Lazer iyonize olmayan bir ışıktır ve dokuda birikim yapmaz. Bu sebeple x ışını gibi zarar verecek bir özelliği de yoktur. Uygun lazer dalga boyu kullanılarak doğru dozlarla kullanımı önemlidir. Hamileler, çocuklar ve kalp hastaları da dahil olmak üzere herkeste kullanılabilir.
- İmplant cerrahisi uygulamalarında başarıyı artırmak ve işlem sonrası şişlik ve ağrıyı minimuma indirmek için,
- Estetik diş hekimliğinde pembe estetik (doğru seviyede ve simetrik dişeti oluşturmak) için
- Dolgu yaparken çürük temizleme işleminde işlem sırasında ve sonrası ağrı ve komplikasyonu azaltmak ve anestezi ihtiyacını ortadan kaldırmak için,
- Estetik diş hekimliğinde diş beyazlatma için, (Er Yag lazer ile yapılan beyazlatma (bleaching) işlemlerinde dişte ısı oluşturmadan uygulama yapılabildiği için hassasiyet ve zarar oluşturmaz)
- Gömük diş çekimi sırasında kemik aşındırması yapmak için, (bu şekilde yapılan çekimler sonrası ağrı ve ödem beşte bir oranında düşmektedir)
- Dişeti hastalıklarının tedavisinde cerrahi işlemlere gerek duymadan tedavilerin tamamlanabilmesi için,
- Kanal tedavisi işlemlerinde komplikasyon riskini azaltmak ve başarı oranını artırmak amacıyla dezenfeksiyon için,
- Kas spazmına bağlı çene kilitlenmesi ve eklem problemlerinde düşük seviye enerjili lazer (DSLT -LLLT) uygulamaları ile kısa sürede rahatlama için,
- Diş hassasiyeti tedavisinde hızlı çözüm için,
- Uçuk (Herpes simplex ) tedavisinde,
- Aft tedavisinde
Lazer ile yapılan dişeti tedavilerinde farklı konseptler vardır. Bu konseptler klasik cerrahi yöntemlerle karşılaştırıldığında işlem şekli, iyileşme süreçleri ve hasta konforu açısından farklılıklar gösterir. Estetik işlemlerde daha hızlı ve konforlu bir iyileşme elde edilebilirken kemik kaybı görülen ileri dişeti hastalıklarında tedavi yaklaşımları tamamen değişebilmektedir. Örneğin, cerrahi tedaviye ihtiyacı olan bazı hastalarda, diş taşları klasik yöntemle (titreşimli ve su soğutması ile çalışan aletlerle) temizlendikten sonra dişetindeki ve diş yüzeyindeki yabancı dokular kombine lazer cihazları ile (çift dalga boylu lazer sistemleri uzaklaştırıp, dokularda derin dezenfeksiyon yapılabilir. Bu yöntemle açık ameliyat gerektiren dişeti hastalıklarında bile (eğer ileri seviyede kemik desteği gerektirmiyorsa) ameliyatsız tedavi mümkündür. Bu sayede problemli dişetlerinin iyileşmesi hızlı, güvenilir ve ağrısız bir şekilde gerçekleşir.

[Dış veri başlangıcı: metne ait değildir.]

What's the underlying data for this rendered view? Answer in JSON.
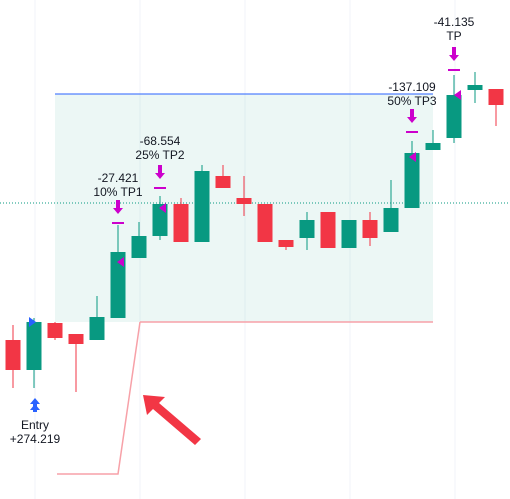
{
  "chart_data": {
    "type": "candlestick",
    "ylim": [
      0,
      499
    ],
    "open": [
      159,
      129,
      176,
      165,
      159,
      181,
      241,
      263,
      295,
      257,
      323,
      301,
      295,
      259,
      261,
      287,
      251,
      279,
      267,
      291,
      349,
      361,
      409,
      410
    ],
    "high": [
      174,
      181,
      177,
      165,
      203,
      274,
      277,
      303,
      301,
      334,
      334,
      323,
      295,
      259,
      287,
      287,
      279,
      287,
      319,
      358,
      369,
      424,
      427,
      410
    ],
    "low": [
      111,
      111,
      159,
      107,
      159,
      181,
      241,
      259,
      257,
      257,
      311,
      283,
      257,
      249,
      249,
      251,
      251,
      253,
      267,
      291,
      349,
      356,
      396,
      373
    ],
    "close": [
      129,
      177,
      161,
      155,
      182,
      247,
      263,
      295,
      257,
      328,
      311,
      295,
      257,
      252,
      279,
      251,
      279,
      261,
      291,
      346,
      356,
      404,
      414,
      394
    ],
    "up_color": "#089981",
    "down_color": "#f23645",
    "target": 405,
    "stop": 177,
    "price_line": 296,
    "initial_stop": 25,
    "annotations": [
      {
        "text": "Entry",
        "pnl": {
          "value": 274.219,
          "label": "+274.219"
        }
      },
      {
        "text": "10% TP1",
        "pnl": -27.421
      },
      {
        "text": "25% TP2",
        "pnl": -68.554
      },
      {
        "text": "50% TP3",
        "pnl": -137.109
      },
      {
        "text": "TP",
        "pnl": -41.135
      }
    ]
  }
}
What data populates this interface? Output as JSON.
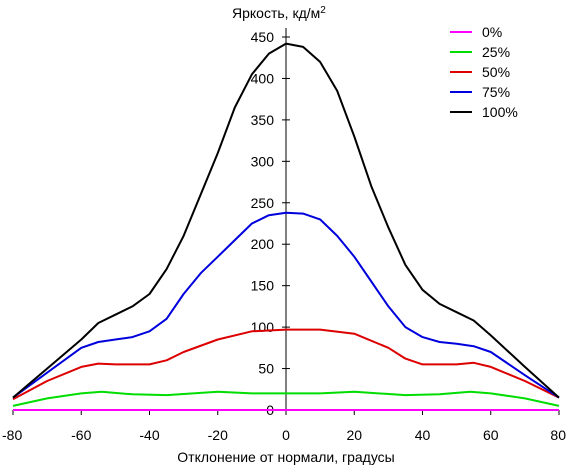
{
  "chart_data": {
    "type": "line",
    "xlabel": "Отклонение от нормали, градусы",
    "ylabel": "Яркость, кд/м",
    "ylabel_sup": "2",
    "xlim": [
      -80,
      80
    ],
    "ylim": [
      0,
      450
    ],
    "x_ticks": [
      -80,
      -60,
      -40,
      -20,
      0,
      20,
      40,
      60,
      80
    ],
    "y_ticks": [
      0,
      50,
      100,
      150,
      200,
      250,
      300,
      350,
      400,
      450
    ],
    "grid": false,
    "legend_position": "top-right",
    "series": [
      {
        "name": "0%",
        "color": "#ff00ff",
        "points": [
          [
            -80,
            0
          ],
          [
            -60,
            0
          ],
          [
            -40,
            0
          ],
          [
            -20,
            0
          ],
          [
            0,
            0
          ],
          [
            20,
            0
          ],
          [
            40,
            0
          ],
          [
            60,
            0
          ],
          [
            80,
            0
          ]
        ]
      },
      {
        "name": "25%",
        "color": "#00dd00",
        "points": [
          [
            -80,
            5
          ],
          [
            -70,
            14
          ],
          [
            -60,
            20
          ],
          [
            -54,
            22
          ],
          [
            -45,
            19
          ],
          [
            -35,
            18
          ],
          [
            -20,
            22
          ],
          [
            -10,
            20
          ],
          [
            0,
            20
          ],
          [
            10,
            20
          ],
          [
            20,
            22
          ],
          [
            35,
            18
          ],
          [
            45,
            19
          ],
          [
            54,
            22
          ],
          [
            60,
            20
          ],
          [
            70,
            14
          ],
          [
            80,
            5
          ]
        ]
      },
      {
        "name": "50%",
        "color": "#dd0000",
        "points": [
          [
            -80,
            13
          ],
          [
            -70,
            35
          ],
          [
            -60,
            52
          ],
          [
            -55,
            56
          ],
          [
            -50,
            55
          ],
          [
            -40,
            55
          ],
          [
            -35,
            60
          ],
          [
            -30,
            70
          ],
          [
            -20,
            85
          ],
          [
            -10,
            95
          ],
          [
            0,
            97
          ],
          [
            10,
            97
          ],
          [
            20,
            92
          ],
          [
            30,
            75
          ],
          [
            35,
            62
          ],
          [
            40,
            55
          ],
          [
            50,
            55
          ],
          [
            55,
            57
          ],
          [
            60,
            52
          ],
          [
            70,
            35
          ],
          [
            80,
            15
          ]
        ]
      },
      {
        "name": "75%",
        "color": "#0000dd",
        "points": [
          [
            -80,
            15
          ],
          [
            -70,
            45
          ],
          [
            -60,
            75
          ],
          [
            -55,
            82
          ],
          [
            -50,
            85
          ],
          [
            -45,
            88
          ],
          [
            -40,
            95
          ],
          [
            -35,
            110
          ],
          [
            -30,
            140
          ],
          [
            -25,
            165
          ],
          [
            -20,
            185
          ],
          [
            -15,
            205
          ],
          [
            -10,
            225
          ],
          [
            -5,
            235
          ],
          [
            0,
            238
          ],
          [
            5,
            237
          ],
          [
            10,
            230
          ],
          [
            15,
            210
          ],
          [
            20,
            185
          ],
          [
            25,
            155
          ],
          [
            30,
            125
          ],
          [
            35,
            100
          ],
          [
            40,
            88
          ],
          [
            45,
            82
          ],
          [
            50,
            80
          ],
          [
            55,
            77
          ],
          [
            60,
            70
          ],
          [
            70,
            42
          ],
          [
            80,
            15
          ]
        ]
      },
      {
        "name": "100%",
        "color": "#000000",
        "points": [
          [
            -80,
            15
          ],
          [
            -70,
            50
          ],
          [
            -60,
            85
          ],
          [
            -55,
            105
          ],
          [
            -50,
            115
          ],
          [
            -45,
            125
          ],
          [
            -40,
            140
          ],
          [
            -35,
            170
          ],
          [
            -30,
            210
          ],
          [
            -25,
            260
          ],
          [
            -20,
            310
          ],
          [
            -15,
            365
          ],
          [
            -10,
            405
          ],
          [
            -5,
            430
          ],
          [
            0,
            442
          ],
          [
            5,
            438
          ],
          [
            10,
            420
          ],
          [
            15,
            385
          ],
          [
            20,
            330
          ],
          [
            25,
            270
          ],
          [
            30,
            220
          ],
          [
            35,
            175
          ],
          [
            40,
            145
          ],
          [
            45,
            128
          ],
          [
            50,
            118
          ],
          [
            55,
            108
          ],
          [
            60,
            90
          ],
          [
            70,
            52
          ],
          [
            80,
            15
          ]
        ]
      }
    ]
  }
}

Çift dalga boyu içeren sert doku ve yumuşak doku lazer cihazları, gelişmiş lazer cihazlarıdır. Bu sistemler yüksek maliyetleri sebebi ile standart olarak her klinikte kullanılamayabilirler. Bu durumda lazer destekli çalışılmak isteniyorsa diyot lazer cihazları tercih edilirler. Daha düşük maliyetlerle temin edilebilen bu cihazlar da kısmen kombine cihazlar ile yapılan tedavileri yapabilirler. Diyot lazerlerle kemik, diş gibi sert dokularda çalışılamaması daha kısıtlı tedaviler yapılabilmesinin ana sebebidir.